Я остался в шевровых, маслянистого блеска сапожках для балов и милых вечеринок. Увы, они были рассчитаны на тонкий чулок!
И вот я принужден был в них подтанцовывать по сугробам и льдам зимы 20-х годов!
Помню, как я пяткой правой ноги почесывал неистово чесавшиеся обмороженные пальцы левой! Потом — наоборот: левой чесал правую ногу. Эти сапоги, которые когда-то увеселяли мою жизнь, теперь, в эту зиму, я воспринимал, как проклятие Судьбы!
В эти декабрьские дни Михаил Кузмин написал стихи, так метко изобразившие эту зиму…
Они так далеки от «голубей воркования» и от «жемчужины, тающей в уксусе далекой Александрии».

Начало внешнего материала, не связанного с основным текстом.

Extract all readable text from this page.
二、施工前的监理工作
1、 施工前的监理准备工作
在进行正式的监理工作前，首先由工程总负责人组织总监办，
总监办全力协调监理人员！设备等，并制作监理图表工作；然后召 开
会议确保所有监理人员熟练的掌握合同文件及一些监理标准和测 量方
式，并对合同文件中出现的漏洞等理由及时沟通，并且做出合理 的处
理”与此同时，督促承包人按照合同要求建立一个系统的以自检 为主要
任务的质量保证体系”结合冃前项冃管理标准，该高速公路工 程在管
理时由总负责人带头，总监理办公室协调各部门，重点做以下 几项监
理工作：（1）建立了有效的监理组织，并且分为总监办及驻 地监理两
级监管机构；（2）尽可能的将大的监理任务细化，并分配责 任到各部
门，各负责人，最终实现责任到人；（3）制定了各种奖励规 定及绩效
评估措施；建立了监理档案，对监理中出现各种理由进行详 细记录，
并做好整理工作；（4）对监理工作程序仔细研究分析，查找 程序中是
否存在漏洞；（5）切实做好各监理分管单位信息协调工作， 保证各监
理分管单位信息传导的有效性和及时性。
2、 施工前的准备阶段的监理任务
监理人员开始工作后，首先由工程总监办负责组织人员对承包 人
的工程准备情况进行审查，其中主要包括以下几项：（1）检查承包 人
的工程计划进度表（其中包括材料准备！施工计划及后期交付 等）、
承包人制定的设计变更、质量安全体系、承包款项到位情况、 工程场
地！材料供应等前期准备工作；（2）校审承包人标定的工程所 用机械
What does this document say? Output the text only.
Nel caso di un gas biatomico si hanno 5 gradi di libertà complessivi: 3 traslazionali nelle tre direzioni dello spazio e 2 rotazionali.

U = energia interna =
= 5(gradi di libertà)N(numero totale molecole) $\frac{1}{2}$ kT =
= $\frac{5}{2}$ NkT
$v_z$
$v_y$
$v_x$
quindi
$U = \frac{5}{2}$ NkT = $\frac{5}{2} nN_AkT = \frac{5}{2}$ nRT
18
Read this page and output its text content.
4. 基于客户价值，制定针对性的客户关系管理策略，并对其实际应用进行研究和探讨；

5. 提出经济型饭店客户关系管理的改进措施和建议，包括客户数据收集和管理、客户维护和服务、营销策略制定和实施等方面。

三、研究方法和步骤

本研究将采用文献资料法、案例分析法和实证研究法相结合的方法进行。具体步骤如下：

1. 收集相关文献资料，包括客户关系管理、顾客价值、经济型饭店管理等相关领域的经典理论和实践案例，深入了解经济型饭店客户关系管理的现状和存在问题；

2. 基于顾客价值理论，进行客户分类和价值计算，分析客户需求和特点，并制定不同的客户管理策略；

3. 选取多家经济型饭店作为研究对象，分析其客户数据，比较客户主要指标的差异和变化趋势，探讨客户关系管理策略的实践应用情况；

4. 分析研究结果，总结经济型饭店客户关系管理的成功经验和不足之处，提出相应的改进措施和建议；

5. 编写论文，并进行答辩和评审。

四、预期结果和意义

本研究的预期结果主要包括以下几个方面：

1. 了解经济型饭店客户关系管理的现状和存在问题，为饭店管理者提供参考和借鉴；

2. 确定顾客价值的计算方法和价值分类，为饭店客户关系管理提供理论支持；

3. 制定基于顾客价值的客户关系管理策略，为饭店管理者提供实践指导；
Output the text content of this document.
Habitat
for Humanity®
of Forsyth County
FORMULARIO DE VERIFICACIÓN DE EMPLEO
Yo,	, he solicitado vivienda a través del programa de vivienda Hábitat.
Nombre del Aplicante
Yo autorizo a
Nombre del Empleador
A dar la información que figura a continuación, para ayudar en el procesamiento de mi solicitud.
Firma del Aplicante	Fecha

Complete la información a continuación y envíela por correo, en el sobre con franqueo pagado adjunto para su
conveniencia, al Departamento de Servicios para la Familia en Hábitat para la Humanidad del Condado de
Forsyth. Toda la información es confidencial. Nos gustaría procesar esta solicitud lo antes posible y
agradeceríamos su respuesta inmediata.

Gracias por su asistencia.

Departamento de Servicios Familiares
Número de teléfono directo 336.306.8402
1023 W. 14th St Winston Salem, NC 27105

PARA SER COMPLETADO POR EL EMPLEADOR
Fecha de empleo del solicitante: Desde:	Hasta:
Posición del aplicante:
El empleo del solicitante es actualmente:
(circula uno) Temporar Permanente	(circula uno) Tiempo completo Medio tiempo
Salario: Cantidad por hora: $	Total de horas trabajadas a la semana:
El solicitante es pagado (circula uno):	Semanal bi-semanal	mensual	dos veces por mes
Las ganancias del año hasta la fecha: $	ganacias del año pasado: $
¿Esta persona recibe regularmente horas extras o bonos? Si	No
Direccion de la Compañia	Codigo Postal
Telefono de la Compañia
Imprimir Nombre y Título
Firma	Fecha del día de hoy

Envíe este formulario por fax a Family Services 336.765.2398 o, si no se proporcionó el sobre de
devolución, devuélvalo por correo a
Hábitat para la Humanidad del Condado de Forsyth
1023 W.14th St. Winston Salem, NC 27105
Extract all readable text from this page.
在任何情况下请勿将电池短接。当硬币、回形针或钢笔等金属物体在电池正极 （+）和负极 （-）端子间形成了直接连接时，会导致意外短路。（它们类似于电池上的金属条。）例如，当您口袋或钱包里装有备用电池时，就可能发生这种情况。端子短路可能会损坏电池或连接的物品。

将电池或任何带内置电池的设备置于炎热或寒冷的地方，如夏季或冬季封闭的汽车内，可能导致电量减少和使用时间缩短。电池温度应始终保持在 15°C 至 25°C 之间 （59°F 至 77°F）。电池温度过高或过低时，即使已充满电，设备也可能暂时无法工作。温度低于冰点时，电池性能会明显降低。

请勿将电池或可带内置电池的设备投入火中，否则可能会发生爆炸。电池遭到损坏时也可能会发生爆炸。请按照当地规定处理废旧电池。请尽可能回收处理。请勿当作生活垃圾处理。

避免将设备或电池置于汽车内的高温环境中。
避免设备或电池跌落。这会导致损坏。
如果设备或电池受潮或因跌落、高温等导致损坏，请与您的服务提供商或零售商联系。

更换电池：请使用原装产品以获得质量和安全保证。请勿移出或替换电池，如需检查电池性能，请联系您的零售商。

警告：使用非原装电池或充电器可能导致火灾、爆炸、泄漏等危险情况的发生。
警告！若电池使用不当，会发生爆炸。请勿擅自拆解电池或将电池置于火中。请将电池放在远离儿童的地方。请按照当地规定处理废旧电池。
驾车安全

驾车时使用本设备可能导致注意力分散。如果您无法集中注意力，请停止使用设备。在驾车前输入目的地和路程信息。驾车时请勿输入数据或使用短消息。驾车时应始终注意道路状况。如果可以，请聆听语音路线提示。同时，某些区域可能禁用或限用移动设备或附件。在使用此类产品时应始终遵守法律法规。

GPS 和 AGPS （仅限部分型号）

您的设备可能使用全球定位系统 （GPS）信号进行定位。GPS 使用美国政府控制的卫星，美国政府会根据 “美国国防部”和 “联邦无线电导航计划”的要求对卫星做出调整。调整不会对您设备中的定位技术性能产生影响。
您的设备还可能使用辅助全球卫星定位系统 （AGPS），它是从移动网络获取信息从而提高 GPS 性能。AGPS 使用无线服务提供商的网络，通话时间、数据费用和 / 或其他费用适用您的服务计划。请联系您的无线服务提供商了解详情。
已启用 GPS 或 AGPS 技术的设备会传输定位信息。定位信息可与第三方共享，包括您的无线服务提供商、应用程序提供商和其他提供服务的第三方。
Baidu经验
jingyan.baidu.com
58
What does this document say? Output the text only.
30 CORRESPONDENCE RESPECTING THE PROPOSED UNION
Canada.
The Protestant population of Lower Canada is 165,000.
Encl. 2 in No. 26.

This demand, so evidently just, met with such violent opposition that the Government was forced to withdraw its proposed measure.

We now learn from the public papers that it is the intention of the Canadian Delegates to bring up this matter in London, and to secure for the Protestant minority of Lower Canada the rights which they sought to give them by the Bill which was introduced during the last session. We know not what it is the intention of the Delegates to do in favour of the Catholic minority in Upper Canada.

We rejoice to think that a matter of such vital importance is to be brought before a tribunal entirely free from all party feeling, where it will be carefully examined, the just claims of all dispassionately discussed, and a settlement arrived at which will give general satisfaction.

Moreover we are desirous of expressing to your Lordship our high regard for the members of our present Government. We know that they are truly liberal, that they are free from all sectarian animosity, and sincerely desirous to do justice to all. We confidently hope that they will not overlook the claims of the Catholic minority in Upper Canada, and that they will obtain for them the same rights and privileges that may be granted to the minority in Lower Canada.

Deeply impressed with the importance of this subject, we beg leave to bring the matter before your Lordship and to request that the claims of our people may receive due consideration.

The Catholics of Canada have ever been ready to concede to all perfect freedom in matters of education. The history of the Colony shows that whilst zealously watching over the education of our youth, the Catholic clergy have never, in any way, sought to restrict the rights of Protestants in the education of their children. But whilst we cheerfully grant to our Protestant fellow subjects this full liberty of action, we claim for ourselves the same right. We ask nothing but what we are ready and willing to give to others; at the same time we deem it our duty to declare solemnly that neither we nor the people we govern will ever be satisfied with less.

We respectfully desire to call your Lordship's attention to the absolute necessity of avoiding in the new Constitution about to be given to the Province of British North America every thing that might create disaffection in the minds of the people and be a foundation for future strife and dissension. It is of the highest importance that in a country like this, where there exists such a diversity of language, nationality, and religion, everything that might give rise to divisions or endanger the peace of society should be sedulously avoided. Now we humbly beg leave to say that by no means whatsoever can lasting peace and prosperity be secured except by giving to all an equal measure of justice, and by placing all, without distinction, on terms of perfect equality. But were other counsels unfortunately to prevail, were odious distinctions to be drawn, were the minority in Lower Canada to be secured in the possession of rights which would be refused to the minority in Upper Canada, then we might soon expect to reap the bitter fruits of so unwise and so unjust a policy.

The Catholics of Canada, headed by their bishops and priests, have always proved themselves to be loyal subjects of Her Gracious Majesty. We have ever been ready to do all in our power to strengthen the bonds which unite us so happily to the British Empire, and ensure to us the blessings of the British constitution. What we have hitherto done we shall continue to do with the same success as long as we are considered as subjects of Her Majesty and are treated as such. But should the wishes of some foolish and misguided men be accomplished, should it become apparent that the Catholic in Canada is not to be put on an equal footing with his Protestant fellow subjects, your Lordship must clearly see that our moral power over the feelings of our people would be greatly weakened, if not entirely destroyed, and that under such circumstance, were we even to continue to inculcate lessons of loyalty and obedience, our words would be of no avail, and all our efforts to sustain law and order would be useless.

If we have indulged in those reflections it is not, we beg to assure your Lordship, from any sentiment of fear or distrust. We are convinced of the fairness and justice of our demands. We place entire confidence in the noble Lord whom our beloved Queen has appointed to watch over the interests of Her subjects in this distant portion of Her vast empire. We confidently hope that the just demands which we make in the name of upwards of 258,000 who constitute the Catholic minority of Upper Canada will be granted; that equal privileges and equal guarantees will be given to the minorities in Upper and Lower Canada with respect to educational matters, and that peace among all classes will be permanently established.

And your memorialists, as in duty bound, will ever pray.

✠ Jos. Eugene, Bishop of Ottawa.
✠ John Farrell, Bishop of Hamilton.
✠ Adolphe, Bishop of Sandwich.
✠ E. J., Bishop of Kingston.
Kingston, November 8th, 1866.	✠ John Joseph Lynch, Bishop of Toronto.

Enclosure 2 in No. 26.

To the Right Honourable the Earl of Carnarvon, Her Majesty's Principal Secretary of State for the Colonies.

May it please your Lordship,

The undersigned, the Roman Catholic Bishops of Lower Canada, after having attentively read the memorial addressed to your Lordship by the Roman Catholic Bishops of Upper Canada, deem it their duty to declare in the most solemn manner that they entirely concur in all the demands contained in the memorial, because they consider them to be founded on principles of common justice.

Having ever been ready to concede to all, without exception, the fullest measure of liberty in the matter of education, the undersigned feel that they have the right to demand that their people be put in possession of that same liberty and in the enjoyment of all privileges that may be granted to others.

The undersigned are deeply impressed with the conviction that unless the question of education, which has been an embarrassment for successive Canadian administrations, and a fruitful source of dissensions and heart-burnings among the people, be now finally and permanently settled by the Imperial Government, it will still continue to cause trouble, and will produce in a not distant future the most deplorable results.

Декабрь морозит в небе розовом, Нетопленный, мрачнеет дом, И мы, как Меньшиков в Березове, Читаем Библию и ждем. И ждем чего? самим известно ли? Какой спасительной руки? Уж взбухнувшие пальцы треснули, И развалились башмаки…Я попросил тогда переписать это стихотворение, и Михаил Алексеевич на почтовом листочке зелененькими чернилами его мне написал!
Это — единственный экземпляр в России!
Итак, зима. Не подступы и подходы к ней в виде пасмурных или дождливых деньков, а зима, самая настоящая, снежная, морозная!
Она очень приятна для людей хорошо, по-зимнему одетых, вышедших на мороз из теплых домов, после обеда или ужина, слегка подвыпивших.
Но об этом только вспоминалось… Люди выходили из холодных квартир, в которых они жили в вечно зябком состоянии. Они были всегда голодны, и те ничтожные дозы еды их никогда не насыщали!